Il vangelo racconta di una folla che cerca Gesù e viene da lui nutrita in modo straordinario: il segno dei pani condivisi, moltiplicati e distribuiti diventa anticipazione profetica del dono che Gesù farà e continua a fare del suo “corpo”. Il racconto è sempre stato inteso come una immagine dell’eucaristia. Anche oggi, la preoccupazione per la fame (materiale e spirituale) che tormenta tanta parte dell’umanità può trovare nell’eucaristia cristiana la forza per un continuo impegno nel creare le condizioni per il regno di Dio. Anche la figura di Melchisedek, al centro della prima lettura, parla a noi di pace, condivisione e benedizione: apre dunque una prospettiva di mediazione in grado di comporre le diversità e i conflitti sempre presenti nella storia umana, un ruolo oggi a dato ad ogni discepolo di Cristo che voglia esercitare in maniera autentica il sacerdozio dei fedeli a cui abilita il battesimo. E questo proprio nella fedeltà al Cristo che, come attesta la seconda lettura, è l’autentico mediatore attraverso cui Dio continua a riconciliare a sé il mondo, mediazione di cui ogni eucaristia è memoria attualizzante.

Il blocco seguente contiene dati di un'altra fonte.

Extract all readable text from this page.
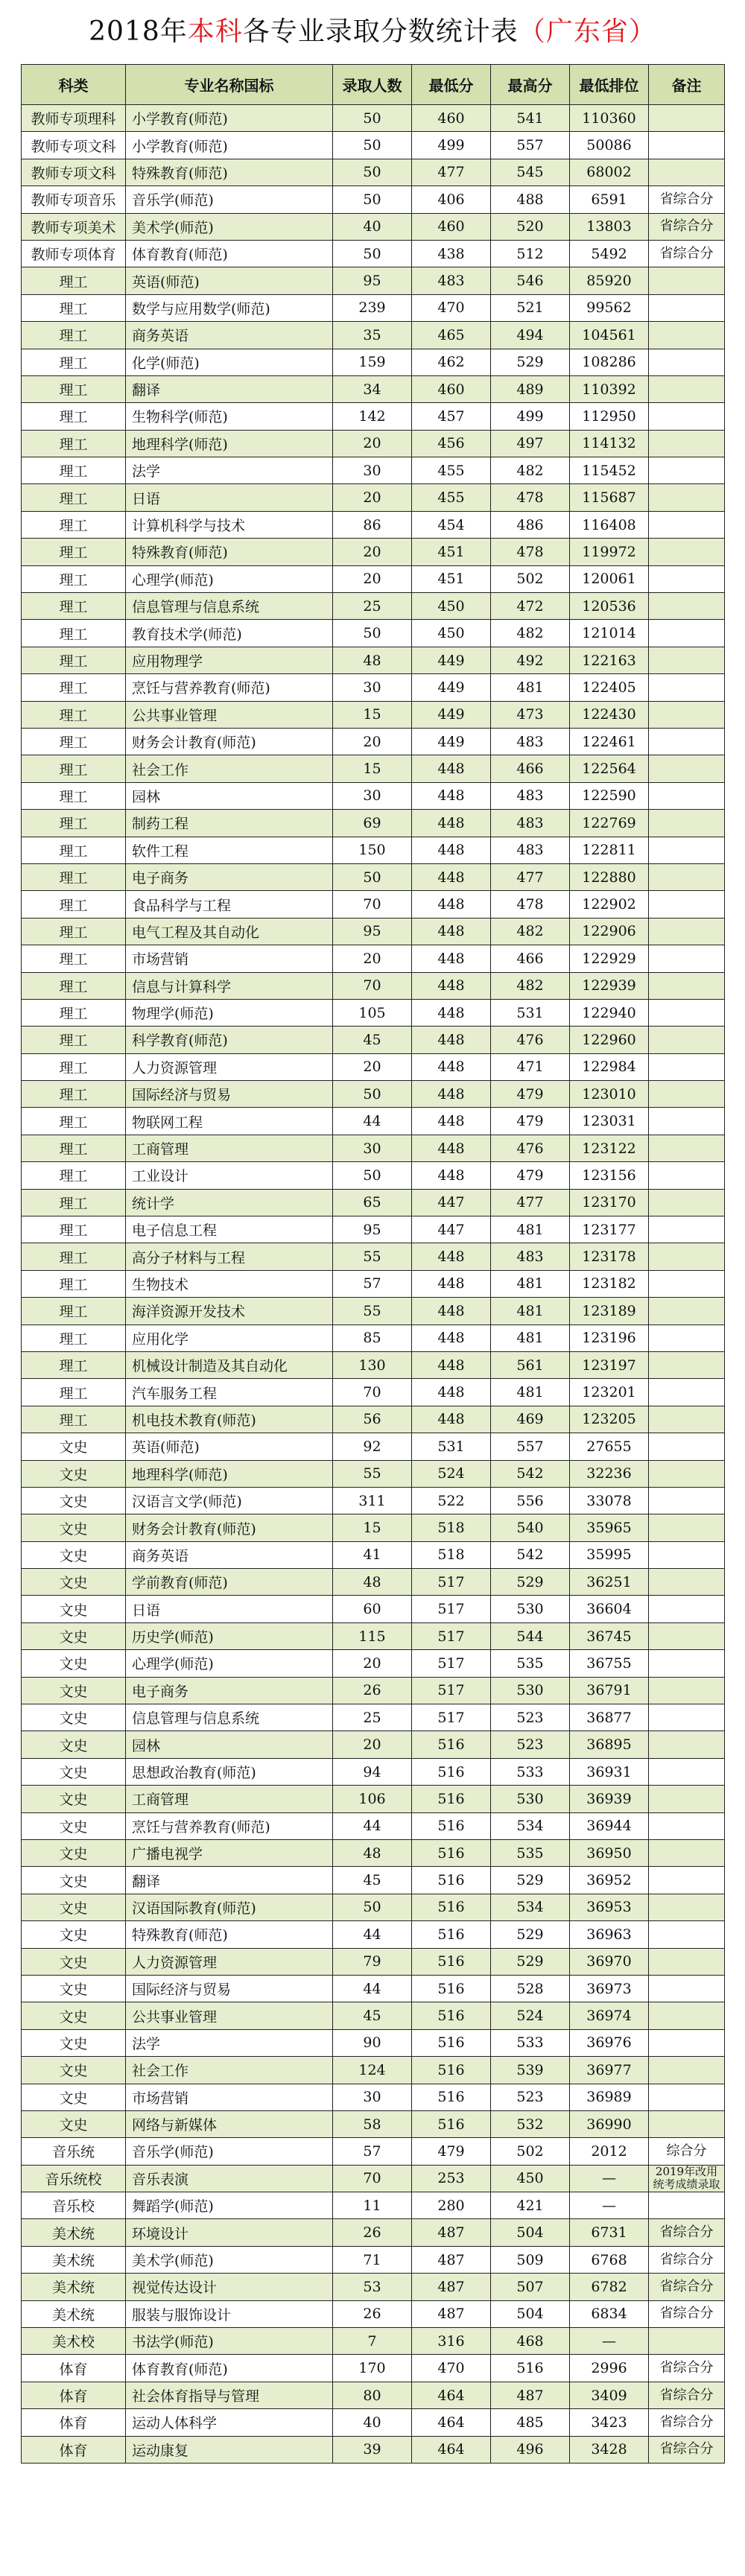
2018年本科各专业录取分数统计表（广东省）
科类	专业名称国标	录取人数	最低分	最高分	最低排位	备注
教师专项理科	小学教育(师范)	50	460	541	110360	
教师专项文科	小学教育(师范)	50	499	557	50086	
教师专项文科	特殊教育(师范)	50	477	545	68002	
教师专项音乐	音乐学(师范)	50	406	488	6591	省综合分
教师专项美术	美术学(师范)	40	460	520	13803	省综合分
教师专项体育	体育教育(师范)	50	438	512	5492	省综合分
理工	英语(师范)	95	483	546	85920	
理工	数学与应用数学(师范)	239	470	521	99562	
理工	商务英语	35	465	494	104561	
理工	化学(师范)	159	462	529	108286	
理工	翻译	34	460	489	110392	
理工	生物科学(师范)	142	457	499	112950	
理工	地理科学(师范)	20	456	497	114132	
理工	法学	30	455	482	115452	
理工	日语	20	455	478	115687	
理工	计算机科学与技术	86	454	486	116408	
理工	特殊教育(师范)	20	451	478	119972	
理工	心理学(师范)	20	451	502	120061	
理工	信息管理与信息系统	25	450	472	120536	
理工	教育技术学(师范)	50	450	482	121014	
理工	应用物理学	48	449	492	122163	
理工	烹饪与营养教育(师范)	30	449	481	122405	
理工	公共事业管理	15	449	473	122430	
理工	财务会计教育(师范)	20	449	483	122461	
理工	社会工作	15	448	466	122564	
理工	园林	30	448	483	122590	
理工	制药工程	69	448	483	122769	
理工	软件工程	150	448	483	122811	
理工	电子商务	50	448	477	122880	
理工	食品科学与工程	70	448	478	122902	
理工	电气工程及其自动化	95	448	482	122906	
理工	市场营销	20	448	466	122929	
理工	信息与计算科学	70	448	482	122939	
理工	物理学(师范)	105	448	531	122940	
理工	科学教育(师范)	45	448	476	122960	
理工	人力资源管理	20	448	471	122984	
理工	国际经济与贸易	50	448	479	123010	
理工	物联网工程	44	448	479	123031	
理工	工商管理	30	448	476	123122	
理工	工业设计	50	448	479	123156	
理工	统计学	65	447	477	123170	
理工	电子信息工程	95	447	481	123177	
理工	高分子材料与工程	55	448	483	123178	
理工	生物技术	57	448	481	123182	
理工	海洋资源开发技术	55	448	481	123189	
理工	应用化学	85	448	481	123196	
理工	机械设计制造及其自动化	130	448	561	123197	
理工	汽车服务工程	70	448	481	123201	
理工	机电技术教育(师范)	56	448	469	123205	
文史	英语(师范)	92	531	557	27655	
文史	地理科学(师范)	55	524	542	32236	
文史	汉语言文学(师范)	311	522	556	33078	
文史	财务会计教育(师范)	15	518	540	35965	
文史	商务英语	41	518	542	35995	
文史	学前教育(师范)	48	517	529	36251	
文史	日语	60	517	530	36604	
文史	历史学(师范)	115	517	544	36745	
文史	心理学(师范)	20	517	535	36755	
文史	电子商务	26	517	530	36791	
文史	信息管理与信息系统	25	517	523	36877	
文史	园林	20	516	523	36895	
文史	思想政治教育(师范)	94	516	533	36931	
文史	工商管理	106	516	530	36939	
文史	烹饪与营养教育(师范)	44	516	534	36944	
文史	广播电视学	48	516	535	36950	
文史	翻译	45	516	529	36952	
文史	汉语国际教育(师范)	50	516	534	36953	
文史	特殊教育(师范)	44	516	529	36963	
文史	人力资源管理	79	516	529	36970	
文史	国际经济与贸易	44	516	528	36973	
文史	公共事业管理	45	516	524	36974	
文史	法学	90	516	533	36976	
文史	社会工作	124	516	539	36977	
文史	市场营销	30	516	523	36989	
文史	网络与新媒体	58	516	532	36990	
音乐统	音乐学(师范)	57	479	502	2012	综合分
音乐统校	音乐表演	70	253	450	—	2019年改用统考成绩录取
音乐校	舞蹈学(师范)	11	280	421	—	
美术统	环境设计	26	487	504	6731	省综合分
美术统	美术学(师范)	71	487	509	6768	省综合分
美术统	视觉传达设计	53	487	507	6782	省综合分
美术统	服装与服饰设计	26	487	504	6834	省综合分
美术校	书法学(师范)	7	316	468	—	
体育	体育教育(师范)	170	470	516	2996	省综合分
体育	社会体育指导与管理	80	464	487	3409	省综合分
体育	运动人体科学	40	464	485	3423	省综合分
体育	运动康复	39	464	496	3428	省综合分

Anche nei comportamenti di Gesù ci sono delle contraddizioni, o che così sembrano a noi. Un giorno Satana lo aveva sfidato: di’ che queste pietre diventino pane. Lui si rifiutò affermando che più necessaria del pane è la parola che viene da Dio. Oggi invece abbiamo sentito che per la gente, che proprio per ascoltare la parola di Dio si era dimenticata del cibo, Gesù moltiplica i pani. Una contraddizione, ma che esprime la sua attenzione anche per le esigenze materiali.

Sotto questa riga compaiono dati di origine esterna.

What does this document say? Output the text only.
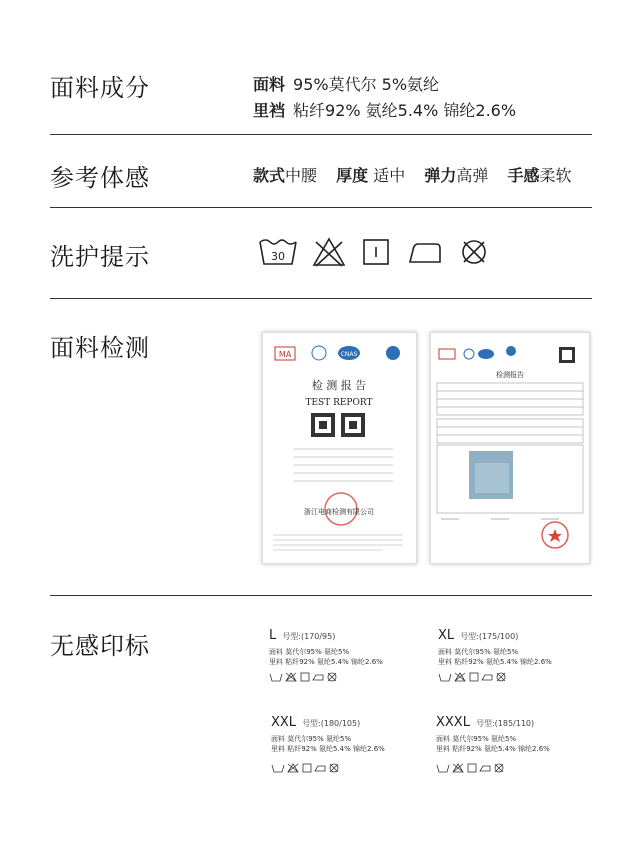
面料成分	面料 95%莫代尔 5%氨纶
里裆 粘纤92% 氨纶5.4% 锦纶2.6%
参考体感	款式中腰 厚度 适中 弹力高弹 手感柔软
洗护提示	30
面料检测	MA	CNAS
检 测 报 告
TEST REPORT
浙江电商检测有限公司
检测报告
无感印标	L号型:(170/95)
面料 莫代尔95% 氨纶5%
里料 粘纤92% 氨纶5.4% 锦纶2.6%
XL 号型:(175/100)
面料 莫代尔95% 氨纶5%
里料 粘纤92% 氨纶5.4% 锦纶2.6%
XXL 号型:(180/105)
面料 莫代尔95% 氨纶5%
里料 粘纤92% 氨纶5.4% 锦纶2.6%
XXXL 号型:(185/110)
面料 莫代尔95% 氨纶5%
里料 粘纤92% 氨纶5.4% 锦纶2.6%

Tutta la vicenda di Gesù è caratterizzata da un intreccio tra umano e soprannaturale. Nel racconto di oggi, per es., Gesù si mette “a parlare alle folle del Regno di Dio”, ma quando gli apostoli gli suggeriscono di mandar via tutti, prima che per la fame qualcuno si senta male o forse scoppi qualche disordine, lui usa un’altra logica: dà loro da mangiare. E per compiere il miracolo accetta l’offerta di un ragazzo che aveva con sé cinque pani e due pesci.
Anche nella nostra Eucaristia c’è questo intreccio. E’ una realtà straordinaria, è comunione con il Signore; però avviene in un contesto umano molto semplice, che è la nostra assemblea. E come quel ragazzo ha messo a disposizione il poco che aveva, così noi presentiamo al Signore la nostra vita, i nostri affetti, il nostro lavoro, perché non solo il pane e il vino, ma tutto venga trasformato e acquisti valore soprannaturale.
Sì, un intreccio tra umano e divino, che ritroviamo soprattutto nel fatto che un pezzettino di pane diventa il Corpo del Signore, è Gesù vivo e vero, che si fa nostro cibo soprannaturale.
Nel leggere il racconto del miracolo ci siamo accorti che i gesti del Signore in questa occasione sono gli stessi di quando istituisce l’Eucaristia: prende il pane e, alzando gli occhi al cielo, lo benedice, lo spezza, lo dà. La seconda lettura racconta quando e come Gesù istituì l’Eucaristia.
Vorrei far notare nella formula della consacrazione usata nella Messa, due espressioni alle quali forse non facciamo caso. Anzitutto Gesù dice che il suo corpo è dato e il suo sangue è sparso “per voi”. Cioè per noi.
Dio ci ha creati per lui, ma lui si è fatto uomo per noi, ed è morto in croce per noi, e nell’Eucaristia egli si dona per noi, a noi. Dono che riassume la vita e la morte di Gesù, e tutto il misterioso disegno di salvezza voluto da Dio.
L’altra espressione è quella conclusiva. Il Signore dice: “Fate questo in memoria di me”. Fare memoria come? certamente rinnovando quello che lui fece durante l’ultima cena, ed è quanto facciamo in ogni Messa.
Ma fare memoria anche del fatto che lui si è donato. Se l’Eucaristia è, come è, segno del dono dell’amore divino per gli uomini, chi la riceve deve sentirsi coinvolto a diventare dono per gli altri, a saper condividere con chi è privo del pane quotidiano, e con chi è privo di affetto: persone che spesso ci sono vicine.
Facciamo memoria se cerchiamo di perpetuare il suo amore nella carità fraterna.
Questo, ed altro, ci propone la festa di oggi. In particolare, di fronte alla grandezza del dono dell’Eucaristia, sentiamo l’esigenza di dire grazie al Signore: la parola eucaristia significa esattamente “ringraziamento. Sempre, quando partecipiamo alla Messa, facciamolo con l’animo pieno di riconoscenza.